This was the colour of the sky at 7 o’clock this morning.
I woke to find the bedroom drawn in various shades of orange. My mouth was gritty and dry. It tasted of metal. I thought I was dreaming at first, transported into a surreal landscape. When I realised I was actually awake, I thought it was the end of the world.
Overnight a dust storm had risen from the west. It flung around the dry, red, parched earth and transported it thousands of kilometres to the east coast of Australia.
It hovered in the sky for half of the day. As if vats of powdered paint had been catapaulted into the air and captured by the heavy winds.
At 10 o’clock the sun was still trying to break through.
As the sky began to clear the orange dust that had fallen became noticeable.

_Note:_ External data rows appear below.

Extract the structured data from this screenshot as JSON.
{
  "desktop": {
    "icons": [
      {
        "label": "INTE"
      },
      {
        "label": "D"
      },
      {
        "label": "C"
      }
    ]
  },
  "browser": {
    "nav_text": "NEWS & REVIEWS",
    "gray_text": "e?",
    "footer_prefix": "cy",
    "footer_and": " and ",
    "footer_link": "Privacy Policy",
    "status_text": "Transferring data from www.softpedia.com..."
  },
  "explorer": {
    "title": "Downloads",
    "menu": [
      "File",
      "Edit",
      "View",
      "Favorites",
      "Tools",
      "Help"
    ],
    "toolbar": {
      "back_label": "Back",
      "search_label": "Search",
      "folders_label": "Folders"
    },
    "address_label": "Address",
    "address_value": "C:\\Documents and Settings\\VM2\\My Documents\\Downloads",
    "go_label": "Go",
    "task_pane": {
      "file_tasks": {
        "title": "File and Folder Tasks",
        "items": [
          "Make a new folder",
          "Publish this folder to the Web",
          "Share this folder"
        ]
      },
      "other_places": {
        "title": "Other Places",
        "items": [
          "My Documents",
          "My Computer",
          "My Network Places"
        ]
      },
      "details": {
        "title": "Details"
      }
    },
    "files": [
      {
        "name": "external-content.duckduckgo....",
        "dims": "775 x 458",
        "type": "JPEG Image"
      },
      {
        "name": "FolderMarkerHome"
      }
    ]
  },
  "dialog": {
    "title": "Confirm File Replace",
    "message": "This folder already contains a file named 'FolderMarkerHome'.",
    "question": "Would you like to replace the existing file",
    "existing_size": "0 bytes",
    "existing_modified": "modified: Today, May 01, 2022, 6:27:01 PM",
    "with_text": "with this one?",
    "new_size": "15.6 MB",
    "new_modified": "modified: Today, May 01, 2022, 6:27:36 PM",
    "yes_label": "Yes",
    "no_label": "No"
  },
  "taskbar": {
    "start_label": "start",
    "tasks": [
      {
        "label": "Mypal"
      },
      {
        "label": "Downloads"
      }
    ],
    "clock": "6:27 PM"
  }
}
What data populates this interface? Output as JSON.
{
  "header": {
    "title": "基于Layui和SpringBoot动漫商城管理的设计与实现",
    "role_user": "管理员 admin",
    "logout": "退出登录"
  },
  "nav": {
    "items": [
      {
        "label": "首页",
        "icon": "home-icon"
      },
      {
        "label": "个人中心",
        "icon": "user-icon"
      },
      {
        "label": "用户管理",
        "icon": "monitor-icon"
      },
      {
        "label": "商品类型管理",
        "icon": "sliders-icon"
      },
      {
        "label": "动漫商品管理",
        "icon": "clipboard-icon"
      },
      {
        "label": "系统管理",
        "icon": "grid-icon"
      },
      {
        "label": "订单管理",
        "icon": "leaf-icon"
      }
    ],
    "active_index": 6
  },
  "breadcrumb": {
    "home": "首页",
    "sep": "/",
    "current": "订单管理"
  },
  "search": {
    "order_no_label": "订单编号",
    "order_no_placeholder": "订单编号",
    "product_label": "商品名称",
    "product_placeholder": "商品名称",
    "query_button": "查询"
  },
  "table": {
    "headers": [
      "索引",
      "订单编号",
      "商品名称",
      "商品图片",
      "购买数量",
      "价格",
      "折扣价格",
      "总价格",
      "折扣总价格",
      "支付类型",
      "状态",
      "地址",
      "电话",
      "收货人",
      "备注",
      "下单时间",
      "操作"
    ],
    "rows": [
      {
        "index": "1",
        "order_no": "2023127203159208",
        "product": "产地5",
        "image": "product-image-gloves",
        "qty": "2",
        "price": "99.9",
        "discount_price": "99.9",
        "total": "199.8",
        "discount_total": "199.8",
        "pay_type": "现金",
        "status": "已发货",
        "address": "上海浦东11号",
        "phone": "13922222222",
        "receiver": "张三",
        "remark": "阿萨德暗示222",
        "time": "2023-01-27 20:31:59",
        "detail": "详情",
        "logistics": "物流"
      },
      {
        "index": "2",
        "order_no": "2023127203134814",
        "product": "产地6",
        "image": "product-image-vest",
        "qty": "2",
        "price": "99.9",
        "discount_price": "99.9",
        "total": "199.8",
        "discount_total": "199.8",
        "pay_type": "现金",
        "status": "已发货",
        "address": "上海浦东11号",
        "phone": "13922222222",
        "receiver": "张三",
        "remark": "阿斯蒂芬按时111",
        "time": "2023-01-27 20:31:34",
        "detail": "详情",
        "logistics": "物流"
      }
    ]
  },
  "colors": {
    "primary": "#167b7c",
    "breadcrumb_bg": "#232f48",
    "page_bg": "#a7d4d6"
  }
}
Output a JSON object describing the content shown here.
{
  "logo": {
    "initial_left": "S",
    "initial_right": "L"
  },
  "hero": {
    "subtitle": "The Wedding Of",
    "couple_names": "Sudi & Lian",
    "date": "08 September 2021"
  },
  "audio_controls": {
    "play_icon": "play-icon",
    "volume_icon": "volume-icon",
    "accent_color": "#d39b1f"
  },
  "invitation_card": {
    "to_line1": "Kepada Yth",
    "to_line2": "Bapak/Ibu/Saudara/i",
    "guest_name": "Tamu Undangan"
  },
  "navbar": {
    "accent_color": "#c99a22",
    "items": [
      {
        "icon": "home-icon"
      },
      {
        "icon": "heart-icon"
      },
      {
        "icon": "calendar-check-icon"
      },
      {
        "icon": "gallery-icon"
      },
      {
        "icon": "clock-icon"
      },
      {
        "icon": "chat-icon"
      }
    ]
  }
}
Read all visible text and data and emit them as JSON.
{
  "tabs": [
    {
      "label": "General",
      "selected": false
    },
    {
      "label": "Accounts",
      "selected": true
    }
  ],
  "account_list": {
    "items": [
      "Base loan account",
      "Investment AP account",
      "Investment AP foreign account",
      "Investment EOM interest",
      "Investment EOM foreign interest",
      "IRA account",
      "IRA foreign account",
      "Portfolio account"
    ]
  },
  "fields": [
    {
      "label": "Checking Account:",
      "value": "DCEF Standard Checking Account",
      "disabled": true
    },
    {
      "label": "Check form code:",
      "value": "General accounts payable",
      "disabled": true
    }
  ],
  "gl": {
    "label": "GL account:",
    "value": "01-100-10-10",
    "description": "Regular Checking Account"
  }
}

It was everywhere. On kitchen bench tops. Under cupboard doors. Inside shoes. Covering the cake of soap in the shower.
The kettle was orange. There was dust in the toaster. In-between the piano keys. The wooden floors were slippery with it. A good inch of it covered the car.
And a cobweb under the guttering was aflame like the spider who made it had dressed it up for a carnival.
Des – who lives in my street and is all-seeing and all-knowing – said his brother who is a farmer and lives in the country now has orange sheep. The dust is stuck in their wool.
He blames the farmers and mining companies for Australia’s changing climatic conditions.
Those drongos cut down all the trees, didn’t they? he says.
There may be some truth in what he says, but I suspect we’ve all had a part to play.
I hope the dust clears before the morning. It is unnerving to walk beneath a tangerine sky. It is like a vision of the future has spilled backwards into today, slowly detonating the colours we are used to; coating our lips with a silent warning.